Rada-Mayya Kostadinova, Gabriela Sikorska, Michelle Naidoo and Abel E Navarro*
Science Department, Borough of Manhattan Community College, City University of New York, NY, USA
Corresponding Author : Abel E Navarro
Science Department, Borough of Manhattan Community College
City University of New York, NY, USA
Tel: +001-212-220-8000
Fax: +212-748-8929
E-mail: [email protected]
Received June 30, 2014; Accepted September 08, 2014; Published September 10, 2014
Citation: Kostadinova RM, Sikorska G, Naidoo M, Navarro AE (2014) Acid-Base Properties of the Adsorption of Synthetic Dyes from Solutions. J Environ Anal Toxicol 4:240. doi: 10.4172/2161-0525.1000240
Copyright: © 2014 Kostadinova RM, et al. This is an open-access article distributed under the terms of the Creative Commons Attribution License, which permits unrestricted use, distribution, and reproduction in any medium, provided the original author and source are credited.

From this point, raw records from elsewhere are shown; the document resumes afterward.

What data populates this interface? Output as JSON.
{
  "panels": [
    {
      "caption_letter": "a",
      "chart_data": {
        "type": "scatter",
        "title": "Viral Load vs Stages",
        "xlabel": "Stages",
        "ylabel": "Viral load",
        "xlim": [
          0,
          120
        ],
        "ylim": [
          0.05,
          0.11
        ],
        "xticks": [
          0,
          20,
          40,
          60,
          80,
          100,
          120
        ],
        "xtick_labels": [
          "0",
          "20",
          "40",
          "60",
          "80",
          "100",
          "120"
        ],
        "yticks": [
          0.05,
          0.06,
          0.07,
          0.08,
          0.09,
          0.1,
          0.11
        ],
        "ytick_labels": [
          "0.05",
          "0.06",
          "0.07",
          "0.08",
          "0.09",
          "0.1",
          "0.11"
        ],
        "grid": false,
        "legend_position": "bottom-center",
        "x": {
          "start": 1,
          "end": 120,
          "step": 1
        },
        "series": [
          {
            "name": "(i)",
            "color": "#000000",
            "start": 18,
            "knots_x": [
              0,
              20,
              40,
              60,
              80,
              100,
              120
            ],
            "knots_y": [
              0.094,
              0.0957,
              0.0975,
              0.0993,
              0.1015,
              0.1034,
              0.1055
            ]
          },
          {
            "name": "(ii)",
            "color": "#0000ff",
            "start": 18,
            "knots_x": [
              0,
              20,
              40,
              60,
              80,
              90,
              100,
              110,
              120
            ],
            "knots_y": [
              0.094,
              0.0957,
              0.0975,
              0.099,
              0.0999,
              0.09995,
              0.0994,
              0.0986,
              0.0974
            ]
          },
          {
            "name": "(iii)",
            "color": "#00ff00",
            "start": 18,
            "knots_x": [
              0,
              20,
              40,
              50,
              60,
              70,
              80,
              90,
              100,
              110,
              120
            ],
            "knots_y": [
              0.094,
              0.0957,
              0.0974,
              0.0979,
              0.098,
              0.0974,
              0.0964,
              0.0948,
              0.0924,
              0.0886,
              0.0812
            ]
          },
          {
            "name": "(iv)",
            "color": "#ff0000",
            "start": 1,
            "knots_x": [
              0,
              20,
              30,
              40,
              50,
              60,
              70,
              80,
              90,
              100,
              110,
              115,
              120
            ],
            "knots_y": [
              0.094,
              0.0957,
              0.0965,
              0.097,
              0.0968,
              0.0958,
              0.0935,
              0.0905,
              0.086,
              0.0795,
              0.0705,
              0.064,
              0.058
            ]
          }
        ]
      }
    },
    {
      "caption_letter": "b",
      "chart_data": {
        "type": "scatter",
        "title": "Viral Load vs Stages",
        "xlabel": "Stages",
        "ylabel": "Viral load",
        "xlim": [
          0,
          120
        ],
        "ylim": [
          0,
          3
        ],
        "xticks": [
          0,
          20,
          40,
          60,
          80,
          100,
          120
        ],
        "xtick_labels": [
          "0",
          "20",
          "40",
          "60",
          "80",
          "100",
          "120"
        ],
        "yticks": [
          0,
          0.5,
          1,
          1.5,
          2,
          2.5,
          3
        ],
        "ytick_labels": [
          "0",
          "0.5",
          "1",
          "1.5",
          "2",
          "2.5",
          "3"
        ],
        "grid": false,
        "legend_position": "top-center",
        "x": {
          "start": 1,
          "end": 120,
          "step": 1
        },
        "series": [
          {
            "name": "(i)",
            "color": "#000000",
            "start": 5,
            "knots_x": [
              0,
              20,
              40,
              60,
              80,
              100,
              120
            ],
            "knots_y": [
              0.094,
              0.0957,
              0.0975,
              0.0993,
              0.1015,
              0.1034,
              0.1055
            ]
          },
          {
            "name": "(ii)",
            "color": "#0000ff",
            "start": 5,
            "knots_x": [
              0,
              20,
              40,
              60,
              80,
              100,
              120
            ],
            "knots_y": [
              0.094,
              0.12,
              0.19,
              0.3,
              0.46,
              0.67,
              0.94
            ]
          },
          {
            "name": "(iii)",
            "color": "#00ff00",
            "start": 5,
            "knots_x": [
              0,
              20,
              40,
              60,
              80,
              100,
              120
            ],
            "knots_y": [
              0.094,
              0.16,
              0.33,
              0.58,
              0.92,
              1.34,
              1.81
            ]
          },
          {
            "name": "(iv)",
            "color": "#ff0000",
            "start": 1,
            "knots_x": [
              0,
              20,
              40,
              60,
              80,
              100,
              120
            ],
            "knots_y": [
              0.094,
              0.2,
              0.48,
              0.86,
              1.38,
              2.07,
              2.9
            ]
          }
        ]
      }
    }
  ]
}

The presence of synthetic dyes is often underestimated in environmental protection. However, it has been demonstrated the impact of colored compounds in ecology and human health. Green tea (GT) and peppermint (PM) tea bag wastes were used as potential adsorbents of dyes from aqueous solutions to evaluate the effect of pH on the adsorption. Basic yellow 57, basic blue 99 and crystal violet were chosen as model dyes due to their widespread use in the industry. Dye solutions at different pH values were placed in contact with the adsorbents in batch experiments at room temperature. Results indicate that crystal violet is totally removed from the solution by the adsorbents (100% removal), followed basic blue 99 and basic yellow. PM reports the highest dye removal. Our data was compared to recently published reports, indicating their potential applicability to real wastewaters, as it is optimum at neutral pH values. These results demonstrate that these materials are excellent and cost-effective candidates for the removal of dye pollutants from contaminated solutions.